With that being said, and acknowledgment for speechmaking this far, you tin present spell backmost to speechmaking different things connected Substack, binge the latest Netflix series, substance your friends connected WhatsApp, bid thing from Amazon, oregon conscionable support scrolling done apps powered by unreality services and American satellites.
Congratulations! You conscionable participated successful U.S.-Mexico services trade. Cheers!
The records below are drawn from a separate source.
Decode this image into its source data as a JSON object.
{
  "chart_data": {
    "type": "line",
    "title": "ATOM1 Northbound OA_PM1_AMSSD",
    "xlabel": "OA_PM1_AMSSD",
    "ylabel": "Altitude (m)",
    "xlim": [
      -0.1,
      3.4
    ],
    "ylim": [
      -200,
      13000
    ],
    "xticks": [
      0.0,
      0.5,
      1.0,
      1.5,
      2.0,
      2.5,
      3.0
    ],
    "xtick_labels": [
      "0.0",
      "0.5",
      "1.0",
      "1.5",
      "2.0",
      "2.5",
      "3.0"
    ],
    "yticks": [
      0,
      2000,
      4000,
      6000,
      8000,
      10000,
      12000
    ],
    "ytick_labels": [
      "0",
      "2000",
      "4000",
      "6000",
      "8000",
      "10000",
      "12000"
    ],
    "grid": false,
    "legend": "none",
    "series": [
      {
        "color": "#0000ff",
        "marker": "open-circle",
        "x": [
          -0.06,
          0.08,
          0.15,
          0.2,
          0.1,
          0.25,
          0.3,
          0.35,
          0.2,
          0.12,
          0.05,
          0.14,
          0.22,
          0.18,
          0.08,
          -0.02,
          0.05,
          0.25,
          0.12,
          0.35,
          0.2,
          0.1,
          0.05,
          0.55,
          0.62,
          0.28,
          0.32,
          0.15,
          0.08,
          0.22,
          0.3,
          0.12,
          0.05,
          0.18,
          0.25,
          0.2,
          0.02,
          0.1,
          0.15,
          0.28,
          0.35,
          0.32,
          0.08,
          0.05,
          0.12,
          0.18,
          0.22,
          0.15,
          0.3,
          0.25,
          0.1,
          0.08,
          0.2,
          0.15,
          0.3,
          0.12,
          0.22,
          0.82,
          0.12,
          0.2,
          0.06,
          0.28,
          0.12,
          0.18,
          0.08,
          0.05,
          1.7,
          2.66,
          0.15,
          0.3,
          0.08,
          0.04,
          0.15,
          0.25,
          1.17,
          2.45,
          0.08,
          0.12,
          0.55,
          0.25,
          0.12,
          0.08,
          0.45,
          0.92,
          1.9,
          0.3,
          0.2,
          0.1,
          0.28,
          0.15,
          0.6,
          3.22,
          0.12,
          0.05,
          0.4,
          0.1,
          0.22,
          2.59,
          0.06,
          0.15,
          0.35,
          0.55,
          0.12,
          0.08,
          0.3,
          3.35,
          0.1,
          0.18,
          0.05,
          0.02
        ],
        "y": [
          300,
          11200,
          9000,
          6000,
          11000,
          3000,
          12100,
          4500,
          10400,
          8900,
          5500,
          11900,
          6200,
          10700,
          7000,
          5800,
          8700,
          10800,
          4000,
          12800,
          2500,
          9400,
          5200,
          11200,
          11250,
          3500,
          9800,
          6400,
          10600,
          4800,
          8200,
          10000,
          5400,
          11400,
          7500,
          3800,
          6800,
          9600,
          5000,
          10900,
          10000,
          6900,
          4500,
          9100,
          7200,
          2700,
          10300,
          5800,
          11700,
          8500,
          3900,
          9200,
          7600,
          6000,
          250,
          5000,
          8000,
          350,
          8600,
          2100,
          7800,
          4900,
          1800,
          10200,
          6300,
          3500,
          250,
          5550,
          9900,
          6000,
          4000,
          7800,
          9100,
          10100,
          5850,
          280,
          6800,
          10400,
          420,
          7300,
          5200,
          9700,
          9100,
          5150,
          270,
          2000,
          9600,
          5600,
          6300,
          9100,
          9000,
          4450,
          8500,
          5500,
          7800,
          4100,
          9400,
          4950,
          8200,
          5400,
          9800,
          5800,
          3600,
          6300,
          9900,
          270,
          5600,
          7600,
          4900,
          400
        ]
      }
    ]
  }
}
Catch up connected parts 1-8 of Could Mexico marque America large again? here:
- Part 1: An introduction
- Part 2: A primer connected China
- Part 3: Zeroing successful connected the demographics
- Part 4: About that commercialized deficit
- Part 5: How the AI contention changes the game
- Part 6: The vigor equation
- Part 7: Why ‘value added’ matters much than gross trade
- Part 8: The bilateral agriculture relationship
Pedro Casas Alatriste is the Executive Vice President and CEO of the American Chamber of Commerce of Mexico (AmCham). Previously, helium has been the Director of Research and Public Policy astatine the US-Mexico Foundation successful Washington, D.C. and the Coordinator of International Affairs astatine the Business Coordinating Council (CCE). He has besides served arsenic a advisor to the Inter-American Development Bank.